Thanks in advance. -Derek


----------



## BrianS (Nov 7, 2004)

fibertech said:


> I just picked up a Porter- Cable 4112 Dovetail jig for $25.00. It appears to have 1 template and is otherwise complete. Does anyone know where I can pick up or download the complete instructions.
> Thanks in advance. -Derek


The manufacturer web site is always a good place to start. Check here for both manual, and blow up with part numbers. Porter-Cable 4112 

Brian


----------



## bobj3 (Jan 17, 2006)

Hi Derek

Just one more 

user guide 4112
http://www.theusermanualsite.com/manuals/mfg/portercable/dovetail_fixturejig_instruction_model_4112_4113_4114_4115.html

BOOKMARK this web site, great place to get Manual,,/users guide, web site ▼
http://www.theusermanualsite.com/


Plus PDF file below
===========



fibertech said:


> I just picked up a Porter- Cable 4112 Dovetail jig for $25.00. It appears to have 1 template and is otherwise complete. Does anyone know where I can pick up or download the complete instructions.
> Thanks in advance. -Derek


----------



## fibertech (May 7, 2005)

Thanks guys. The pdf is printing away. Looks like this will help me learn. -Derek


----------



## bobj3 (Jan 17, 2006)

You'er Welcome Derek

Besure to bookmark this site..

Manuals and User guides for many.many items...
Just never know when you need one or you can't find the one you had. 

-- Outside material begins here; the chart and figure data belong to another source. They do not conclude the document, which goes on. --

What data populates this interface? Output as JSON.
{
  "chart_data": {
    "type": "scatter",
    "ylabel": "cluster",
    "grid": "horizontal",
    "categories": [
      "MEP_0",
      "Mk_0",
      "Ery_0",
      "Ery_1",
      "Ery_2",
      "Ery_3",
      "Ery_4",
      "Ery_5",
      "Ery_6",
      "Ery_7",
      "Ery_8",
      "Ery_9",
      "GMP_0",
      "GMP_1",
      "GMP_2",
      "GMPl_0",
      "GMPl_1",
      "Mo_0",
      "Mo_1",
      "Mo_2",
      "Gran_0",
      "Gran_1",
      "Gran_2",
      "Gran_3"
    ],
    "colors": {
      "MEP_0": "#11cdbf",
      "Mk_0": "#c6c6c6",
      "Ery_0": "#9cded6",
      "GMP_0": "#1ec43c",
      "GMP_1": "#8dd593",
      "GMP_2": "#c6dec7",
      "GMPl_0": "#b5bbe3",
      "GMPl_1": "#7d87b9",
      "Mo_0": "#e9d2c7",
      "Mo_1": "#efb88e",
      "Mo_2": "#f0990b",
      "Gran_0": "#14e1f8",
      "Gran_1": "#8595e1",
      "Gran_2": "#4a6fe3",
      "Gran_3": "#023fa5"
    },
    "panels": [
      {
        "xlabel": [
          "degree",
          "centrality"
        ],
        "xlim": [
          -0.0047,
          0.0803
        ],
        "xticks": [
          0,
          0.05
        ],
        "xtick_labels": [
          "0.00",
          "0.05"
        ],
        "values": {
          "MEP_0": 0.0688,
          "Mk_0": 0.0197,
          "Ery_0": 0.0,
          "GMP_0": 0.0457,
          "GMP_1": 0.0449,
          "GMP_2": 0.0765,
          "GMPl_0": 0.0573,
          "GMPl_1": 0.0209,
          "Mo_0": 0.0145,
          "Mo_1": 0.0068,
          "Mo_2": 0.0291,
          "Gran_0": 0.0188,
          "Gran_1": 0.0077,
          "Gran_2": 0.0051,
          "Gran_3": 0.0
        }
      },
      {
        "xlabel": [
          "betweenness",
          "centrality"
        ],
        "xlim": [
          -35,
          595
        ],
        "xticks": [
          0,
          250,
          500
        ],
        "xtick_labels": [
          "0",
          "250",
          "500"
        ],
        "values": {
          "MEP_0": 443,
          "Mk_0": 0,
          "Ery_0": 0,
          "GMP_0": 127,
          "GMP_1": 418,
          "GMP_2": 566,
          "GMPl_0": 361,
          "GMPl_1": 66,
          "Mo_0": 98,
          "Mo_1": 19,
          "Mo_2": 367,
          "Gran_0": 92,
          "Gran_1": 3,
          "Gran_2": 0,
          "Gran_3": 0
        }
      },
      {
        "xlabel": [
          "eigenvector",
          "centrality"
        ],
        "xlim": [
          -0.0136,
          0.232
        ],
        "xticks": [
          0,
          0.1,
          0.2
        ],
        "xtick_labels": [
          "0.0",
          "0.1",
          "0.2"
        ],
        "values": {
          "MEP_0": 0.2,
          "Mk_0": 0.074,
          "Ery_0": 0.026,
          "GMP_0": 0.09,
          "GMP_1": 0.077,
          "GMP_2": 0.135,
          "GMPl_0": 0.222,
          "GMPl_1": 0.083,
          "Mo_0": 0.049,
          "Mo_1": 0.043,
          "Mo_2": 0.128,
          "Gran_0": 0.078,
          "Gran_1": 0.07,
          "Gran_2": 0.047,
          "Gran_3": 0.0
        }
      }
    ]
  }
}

http://www.theusermanualsite.com/


==============


fibertech said:


> Thanks guys. The pdf is printing away. Looks like this will help me learn. -Derek


----------



## fibertech (May 7, 2005)

You know, Bob. I was going to ask how you do it? It is a very small percentage of questions and requests that get by you. I wish that I had the time. My employer (at&t), is changing my hours and should give me many glorious Pacific Northwest afternoons to get some projects going. Am I correct to assume that you are comfortably retired ( a position about 10 or 12 years away for me)? I hope that I can put as much time and pleasure into my hobby to come. BTW, we started an ill- fated drive to nominate Harry as our official Photo Fanatic. I think you should be our Official Librarian. I mean this with all due respect. -Derek


----------



## bobj3 (Jan 17, 2006)

Thanks Derek

AS you know the Web is a big,big, very big library and google is the indexer/Librarian,,,

Along time ago I found ouit how to find things on the Net with googles help.
it's like the define: command in google search window , tons of info with just one click.

e.g. define: USB
http://www.google.com/search?hl=en&q=define:+USB&btnG=Google+Search

No one can know it all but google may, and I just use them all the time..

Just a small note about google, they are going into the data base on this forum all the time diging,diging adding info to the master google data base
plus many other search eng. like Ask Jeeves Spider, Google Spider, do the same....

http://www.routerforums.com/online.php

=======

=========


----------



## AxlMyk (Jun 13, 2006)

I got to the end of the Internet once. Had to use Google to find my way back to the beginning.


----------



## bobj3 (Jan 17, 2006)

Hi Mike

I didn't know there was a end to the Internet it's so Big,,,,It has always amazed me that anyone can go into every library in the world with just a click or two of the mouse.. 

Some will say I don't like the new world of the NET but at no time in mans history has he had so much info at his finger tips...amazing days we live in now.. 

The one I like best is the one below
*Library* Of Congress
http://www.loc.gov/index.html?gclid=CNzOvvfErZICFRkNIgodam6KMA
=======


----------